Bringing the little plastic wrapper up to my lips, I spit the gum back into it and then toss it in the trash can pressed against the counter on the floor.

“I’ve been giving it some thought,” I begin still in the same casual manner I walked in with, “and I believe you’re the right kind of man for the job. You can pay off those dentures with just a fraction of your first paycheck and afford dental implants within a month. Of course, you’ll be put through some tests—medical, among other things—and like with any honest job, you’ll be subject to piss tests every now and then, but I think you’re the right man. What do you say?”

“Umm, well”—he scratches his head—“what exactly is the job? I mean, uh, I guess I’d want to know what was expected of me…well, I mean, if it’s OK I know before I agree?”

Yes, that’s definitely urine I smell.

I pull out a cashier’s check with his name on it and put it on the counter, sliding it into his view.

He glances down nervously, having a difficult time looking only at it with me standing close enough to grab him when his guard is down.

“Holy fuck…,” his voice trails off and finally keeping his attention on me is put on the backburner as the five figures next to his name dance in his line of sight.

He takes the check into his hand as if to make sure that it’s real, then finally he looks back up at me through those blue eyes wide on display underneath his curly black hair.

“You can make that much every month,” I say. “As long as you perform at the job to my complete satisfaction and approval and as long as you stay clean and don’t fuck up.”

His eyes are finally smiling again, just like they had begun to do when I first walked into the store and he hadn’t noticed who I was yet. Now his whole face is smiling. Greedily. Like a pirate standing over a chest of gold. The job could be sucking me off once a week and he’d likely agree to it for that much money.

“I’m your guy,” he says.

I smile faintly and pull out my wallet from the other pocket, opening it and fingering a twenty into my hand. I toss it on the counter.

“I’m going to pull my car around to the pump,” I say. “Give me twenty bucks.”

He nods and takes the money.

“Wait, uhh,” he calls out as I start to walk away—I stop and turn to face him. “How do I—?”

“I’ll be in touch,” I say and push open the glass door.
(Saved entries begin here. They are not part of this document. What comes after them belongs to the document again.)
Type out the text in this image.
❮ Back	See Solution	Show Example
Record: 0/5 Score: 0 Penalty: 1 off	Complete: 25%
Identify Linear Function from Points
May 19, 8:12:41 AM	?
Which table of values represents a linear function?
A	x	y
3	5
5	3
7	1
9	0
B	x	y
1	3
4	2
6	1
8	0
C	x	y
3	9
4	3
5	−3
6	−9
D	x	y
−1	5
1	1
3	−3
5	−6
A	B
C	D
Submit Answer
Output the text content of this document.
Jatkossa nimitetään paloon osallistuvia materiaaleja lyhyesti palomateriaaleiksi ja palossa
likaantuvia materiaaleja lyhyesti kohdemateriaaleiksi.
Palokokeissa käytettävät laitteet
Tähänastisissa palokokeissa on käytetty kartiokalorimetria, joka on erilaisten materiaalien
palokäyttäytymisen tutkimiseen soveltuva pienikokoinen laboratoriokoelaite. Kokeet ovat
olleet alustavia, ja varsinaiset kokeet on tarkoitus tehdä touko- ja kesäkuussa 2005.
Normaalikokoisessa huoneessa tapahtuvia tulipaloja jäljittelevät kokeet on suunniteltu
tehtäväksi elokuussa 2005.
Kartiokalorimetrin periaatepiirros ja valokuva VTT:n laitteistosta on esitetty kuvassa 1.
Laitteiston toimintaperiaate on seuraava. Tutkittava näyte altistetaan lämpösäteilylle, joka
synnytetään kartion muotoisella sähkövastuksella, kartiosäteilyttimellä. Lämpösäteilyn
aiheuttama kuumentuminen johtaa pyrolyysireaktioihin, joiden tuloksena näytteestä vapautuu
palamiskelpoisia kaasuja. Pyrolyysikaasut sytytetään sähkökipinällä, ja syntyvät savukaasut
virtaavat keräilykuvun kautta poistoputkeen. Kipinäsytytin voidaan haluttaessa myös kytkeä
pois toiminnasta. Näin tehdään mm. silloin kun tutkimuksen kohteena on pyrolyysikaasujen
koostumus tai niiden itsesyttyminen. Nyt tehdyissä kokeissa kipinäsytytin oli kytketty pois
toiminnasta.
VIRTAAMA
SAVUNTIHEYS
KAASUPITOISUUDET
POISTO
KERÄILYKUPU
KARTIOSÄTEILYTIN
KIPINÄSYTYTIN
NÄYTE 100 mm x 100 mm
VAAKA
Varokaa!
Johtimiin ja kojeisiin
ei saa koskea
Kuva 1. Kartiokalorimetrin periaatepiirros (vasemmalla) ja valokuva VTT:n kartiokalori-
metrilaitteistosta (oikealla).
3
Dante Furlong became my private assistant. He knows a lot of drug dealers and addicts who can never be reformed, and whores, or ‘lot lizards’ who have killed men—truck drivers and husbands looking for some ‘strange’. Dante knows just about everyone in the crime ring not only in Maryland, but most of the surrounding states. He knows the lingo. He knows the ins and outs, and where to find all of the people who will one day end up in my chair.

Sometimes when thinking of Seraphina—because I do think of her as well as Cassia—I wonder why I didn’t just find someone like Dante a long time ago. With him there are no attachments, no risk falling in love, no risk losing love. I can look Dante in the eye and kill him if I have to without thinking twice about it, or regretting it, or hurting over it. And when I want to fuck, I can find the Kate’s and the Kira’s and the Kali’s and the Gwen’s. No attachments. No looking back. Just moving forward. Onto the next willing woman who I can break beneath me.

And every single day of my life, I fight against the pain that tortures my black heart, the pain that I know will never go away. The pain of being alone and without her. Without anyone. My interrogations for Victor’s new Order become more brutal with every job. My tolerance for my victims, lessened. My ability to offer mercy, practically non-existent. And during my personal tortures of those who Dante brings my way, I become more sadistic and let fewer and fewer live.

A part of me—but just a small part—worries that I will someday come to the point when I kill each and every one of them. Because the more I kill, the more I immerse myself in the pain of others, the easier it is to shut out the screams in my head and the images of the two faces of the woman that I loved.